10-Minute Morning Yoga for Hips and Back Tension
Okay, here’s a breakdown of the yoga sequence described in the text, focusing on the poses and transitions:
Sequence:
- One-Legged Bridge Pose:
* Start in Bridge Pose (lying on your back, knees bent, feet flat, hips lifted).
* Lean onto one side (e.g., left).
* Lift the opposite leg (e.g., right) and straighten it, aiming it diagonally forward, keeping thighs parallel.
* Switch sides - repeat with the other leg.
* Return to regular Bridge Pose,then lower hips to the mat.
- Downward-Facing dog:
* Transition from the previous pose into Downward-Facing Dog.
* Optional Flow: From Downward-Facing Dog, you can flow through:
* Plank Pose (inhale)
* Chaturanga (exhale)
* Cobra Pose or Upward-Facing Dog (inhale)

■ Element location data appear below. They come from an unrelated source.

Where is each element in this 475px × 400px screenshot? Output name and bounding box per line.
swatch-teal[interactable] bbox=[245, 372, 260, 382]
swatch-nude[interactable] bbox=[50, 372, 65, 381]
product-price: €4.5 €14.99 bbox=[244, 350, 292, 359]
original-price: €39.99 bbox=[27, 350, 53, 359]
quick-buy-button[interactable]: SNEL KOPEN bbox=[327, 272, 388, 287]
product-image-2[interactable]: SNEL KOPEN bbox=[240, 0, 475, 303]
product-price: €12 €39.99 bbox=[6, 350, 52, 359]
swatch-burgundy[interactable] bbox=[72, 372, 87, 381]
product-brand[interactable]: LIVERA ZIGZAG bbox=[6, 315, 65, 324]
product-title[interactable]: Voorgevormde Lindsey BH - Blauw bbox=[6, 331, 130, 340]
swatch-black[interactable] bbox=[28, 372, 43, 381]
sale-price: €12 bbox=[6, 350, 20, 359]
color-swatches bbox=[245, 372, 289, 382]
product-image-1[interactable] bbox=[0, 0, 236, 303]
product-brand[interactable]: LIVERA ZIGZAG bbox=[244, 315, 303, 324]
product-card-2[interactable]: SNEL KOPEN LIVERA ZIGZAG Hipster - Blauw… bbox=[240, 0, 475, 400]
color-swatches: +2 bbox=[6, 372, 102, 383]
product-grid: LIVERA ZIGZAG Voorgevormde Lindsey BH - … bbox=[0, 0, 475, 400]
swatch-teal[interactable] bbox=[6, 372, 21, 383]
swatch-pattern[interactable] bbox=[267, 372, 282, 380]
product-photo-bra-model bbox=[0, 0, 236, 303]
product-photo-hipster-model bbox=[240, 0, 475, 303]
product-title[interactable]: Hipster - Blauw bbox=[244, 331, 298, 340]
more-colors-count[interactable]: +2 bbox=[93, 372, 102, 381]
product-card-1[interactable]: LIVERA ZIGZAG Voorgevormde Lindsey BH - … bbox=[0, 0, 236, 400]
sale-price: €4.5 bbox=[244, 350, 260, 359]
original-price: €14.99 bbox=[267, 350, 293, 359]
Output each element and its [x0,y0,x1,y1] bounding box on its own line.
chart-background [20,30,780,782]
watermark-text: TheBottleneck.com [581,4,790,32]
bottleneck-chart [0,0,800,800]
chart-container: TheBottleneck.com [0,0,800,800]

* Exhale (presumably back to Downward-Facing Dog or a resting pose).
Key Poses Referenced (with links provided in the text):
* Bridge Pose: https://www.yogajournal.com/poses/bridge-pose/
* Downward-Facing dog: https://www.yogajournal.com/poses/downward-facing-dog/
* Chaturanga: https://www.yogajournal.com/poses/four-limbed-staff-pose/
* Cobra Pose: https://www.yogajournal.com/poses/cobra-pose-2/
* Upward-Facing Dog: https://www.yogajournal.com/poses/upward-facing-dog-2/
Focus: The sequence appears to be targeting the hips and lower back, as indicated in the title (“10-minute morning yoga – hips & back”). The one-legged bridge variation adds a challenge to stability and strengthens the glutes and core. The flow from Downward Dog through Plank, Chaturanga, and Cobra/Upward Dog is a common vinyasa sequence that builds heat and strengthens the upper body and core.